Malam itu bagi Damian adalah malam surga, dimana seluruh panca inderanya ditarik pada kenikmatan luar biasa.
Gadis dengan tatto Dewi keadilan di tulang selangka bagian belakang memang memikatnya dengan birahi. Ketika damian mengerakkan pinggul gadis itu turun naik dari belakang, matanya tertuju pada tatto tersebut. Tatto Dewi keadilan dengan mata ditutup, seolah tengah menutup mata tentang kelakuannya hari itu.
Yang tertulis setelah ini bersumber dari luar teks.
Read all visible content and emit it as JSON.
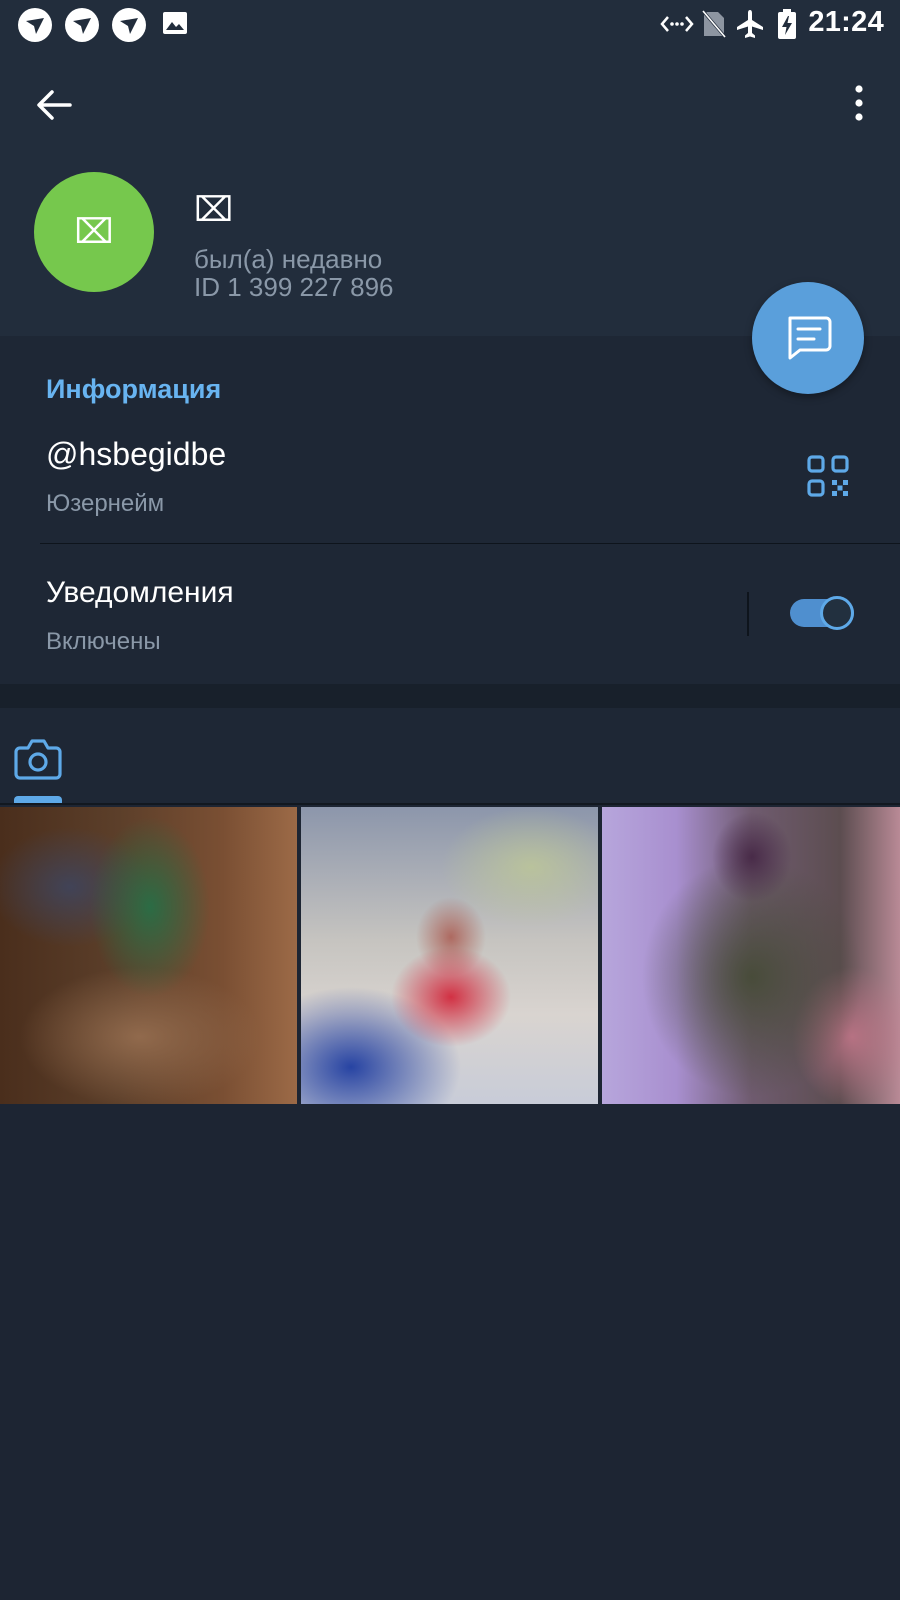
{
  "status_bar": {
    "time": "21:24",
    "notification_icons": [
      "app-notification-icon",
      "app-notification-icon",
      "app-notification-icon",
      "image-icon"
    ],
    "system_icons": [
      "data-transfer-icon",
      "no-sim-icon",
      "airplane-mode-icon",
      "battery-charging-icon"
    ]
  },
  "header": {
    "back_icon": "back-arrow-icon",
    "menu_icon": "more-vert-icon"
  },
  "profile": {
    "avatar_glyph": "⌧",
    "name": "⌧",
    "status": "был(а) недавно",
    "id_text": "ID 1 399 227 896",
    "avatar_color": "#76c84d"
  },
  "fab": {
    "icon": "message-icon",
    "color": "#5a9fdb"
  },
  "info": {
    "title": "Информация",
    "username": "@hsbegidbe",
    "username_label": "Юзернейм",
    "qr_icon": "qr-code-icon",
    "notifications_title": "Уведомления",
    "notifications_status": "Включены",
    "notifications_enabled": true
  },
  "media": {
    "active_tab_icon": "camera-icon",
    "photos": [
      "photo-1",
      "photo-2",
      "photo-3"
    ]
  },
  "colors": {
    "accent": "#68b4f1",
    "background": "#1d2533",
    "header": "#222d3c"
  }
}
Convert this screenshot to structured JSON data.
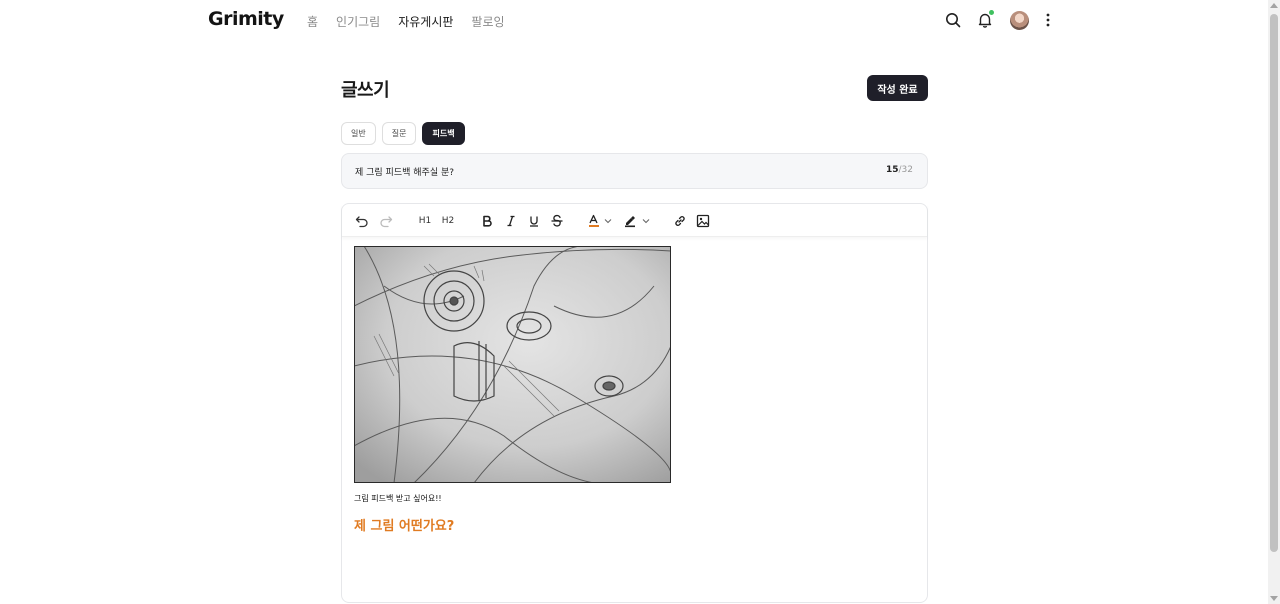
{
  "header": {
    "logo": "Grimity",
    "nav": [
      "홈",
      "인기그림",
      "자유게시판",
      "팔로잉"
    ],
    "active_nav": "자유게시판",
    "icons": [
      "search-icon",
      "bell-icon",
      "avatar",
      "more-vertical-icon"
    ],
    "notification_dot_color": "#3fc05f"
  },
  "page": {
    "title": "글쓰기",
    "submit_label": "작성 완료"
  },
  "categories": {
    "items": [
      "일반",
      "질문",
      "피드백"
    ],
    "selected": "피드백"
  },
  "title_field": {
    "value": "제 그림 피드백 해주실 분?",
    "count": "15",
    "max": "/32"
  },
  "toolbar": {
    "items": [
      "undo",
      "redo",
      "H1",
      "H2",
      "bold",
      "italic",
      "underline",
      "strikethrough",
      "text-color",
      "highlight",
      "link",
      "image"
    ],
    "h1_label": "H1",
    "h2_label": "H2",
    "text_color_accent": "#e07b22"
  },
  "content": {
    "image_alt": "pencil drawing",
    "paragraph": "그림 피드백 받고 싶어요!!",
    "heading": "제 그림 어떤가요?",
    "heading_color": "#e07b22"
  },
  "colors": {
    "primary_dark": "#1f1f29"
  }
}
Suara erangan gadis bertato itu semakin membuat Damian bersemangat. Pinggul Damian bergerak cepat, mengikuti irama lenguhan gadis itu.
Siapa namanya tadi?
Ah, Anggela. Gadis itu memperkenalkan diri dengan nama itu. Perempuan itu muncul di dangau yang disewanya di Garut. Dengan bibir merona merah delima dan eyeshadow berwarna cokelat membara dia muncul menggunakan dress hitam minimalis, memperlihatkan jenjang tungkainya yang indah.
Mata gadis itu biru, dan rambutnya berwarna merah menyala, seolah seperti api yang akan membakar Damian.
Pertama kali Damian terpesona, hasratnya langsung terbakar, perempuan itu sangat indah, seolah bunga sedap malam yang sedang merekah.
"Hargaku sangat mahal," ucap Anggela sambil melemparkan senyum manis yang membakar hasrat Damian lebih dalam lagi.
Damian, bertanya, memancing, "sebutkan hargamu?"
"Untuk satu jam, 1000 dolar." Jawab gadis itu sambil menunjukkan telunjuknya yang lentik.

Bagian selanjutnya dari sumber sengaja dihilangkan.